At last weekend's Anime Boston 2010, Uematsu got candid in an interview where he revealed everything from his thoughts on Avatar to his future cosplay plans. Here's a list of some of the more surprising things you might and might not know about the man behind the celebrated music of Final Fantasy, Chrono Trigger and dozens of Japanese role-playing game classics.
He didn't always want to be a composer
In fact, Nobuo said that in his elementary school days, he planned on becoming a pro-wrestler when he grew up. But after learning to play the piano at 11, he began to change his mind. However, he considered his musical career a side job until he started composing for Square in 1985. He said he still watches professional wrestling when he has time.

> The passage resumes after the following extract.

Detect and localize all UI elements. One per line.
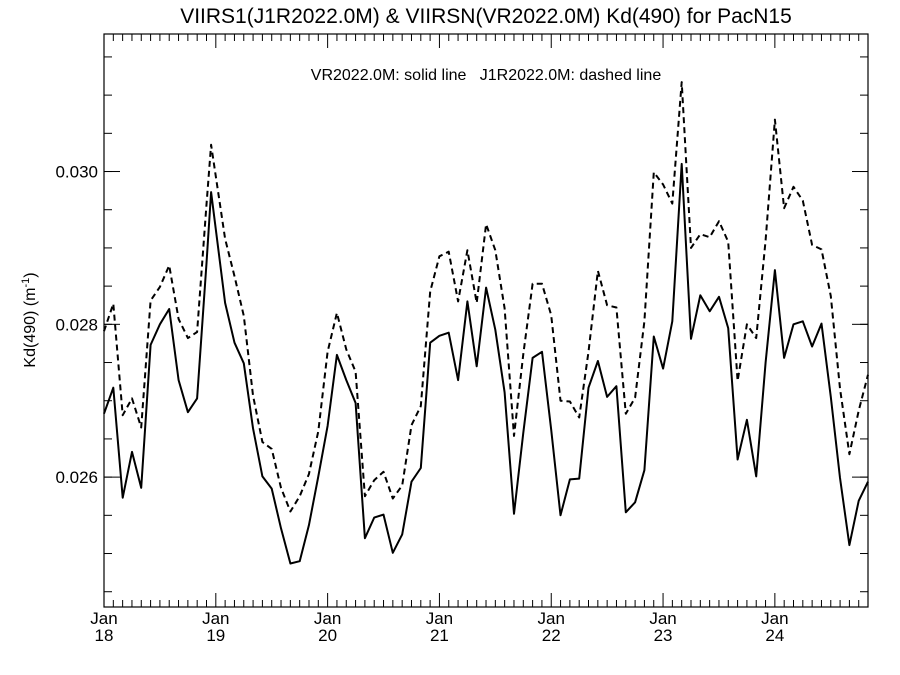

His favorite composition is not Final Fantasy VII
While he's best known for this soundtrack in the United States, he said he much prefers his arrangements for the lesser known Blue Dragon. This game was released in North America in 2007 on the Xbox 360.
He wants to cosplay... as a chocobo
This year's Anime Boston may have been Nobuo's first anime convention, but he said that after the weekend, he's sold on the idea. He said if he attends next year, he wants to cosplay as a chocobo. Expect to see a lot of hopeful fanboys cosplaying as giant Afros if that happens.
He would have liked to compose Avatar.
Nobuo said he watches a lot of movies to get inspiration for his music. After he watched Avatar recently, he said through his interpreter, Geoff Tebbetts, that "it came so close to being a very good movie" but he wasn't impressed with the battle scenes. On a related note, he said he would have liked to compose for the battle and ending scenes of the movie. If I were James Cameron, I would listen to his suggestions.
But he's not impressed with action movies.
Nobuo urged us not to tell Hollywood, but he thinks the soundtracks to most of the latest action movies are interchangeable. "Even if you have two different action flicks, if you were to switch their soundtracks, they'd both sound the same," he said through Tebbetts. Nobuo much prefers dramatic movies, listing October Sky as a constant inspiration for his music.
He thinks Mario is as important as the Japanese national anthem.
Like any good video game composer, Nobuo said that video game music, especially the Mario theme, is very important to the Japanese. He said he felt that Japan has had a lighter outlook since the song was composed. "I felt they should've run that during the Olympic medal ceremony instead of the Japanese national anthem," he said.
He has his own music company.
After working for Square Enix for nearly 20 years, Nobuo left the company in 2004 and formed his own. It wasn't about hard feelings, he said, just that it became harder to work in an industry where his bosses were increasingly younger than he was. Nobuo formed "Smile Please," which gets its name from a Stevie Wonder song of the same name. He produces "Smile Please"'s music with his own production company, "Dog Ear Records."
And his own band, the Black Mages, formed with two other Square-Enix colleagues in 2002.
The band's genre is decidedly progressive rock and its songs are often built on expansions of Nobuo's Square Enix compositions. Nobuo said the band Bet you can't guess where they thought of the name!
He's still hard at work.
At age 50, Nobuo hasn't slowed down one bit. This month, he is releasing a brand new CD, "Ten Short Stories" in both English and Japanese. According to the press release, the songs tell you "How to live a Fun Life with 100% Uematsu melodies!" Nobuo asked everyone attending the press conference to tell ten more people about his music. But I think we can do better than that, Kotaku.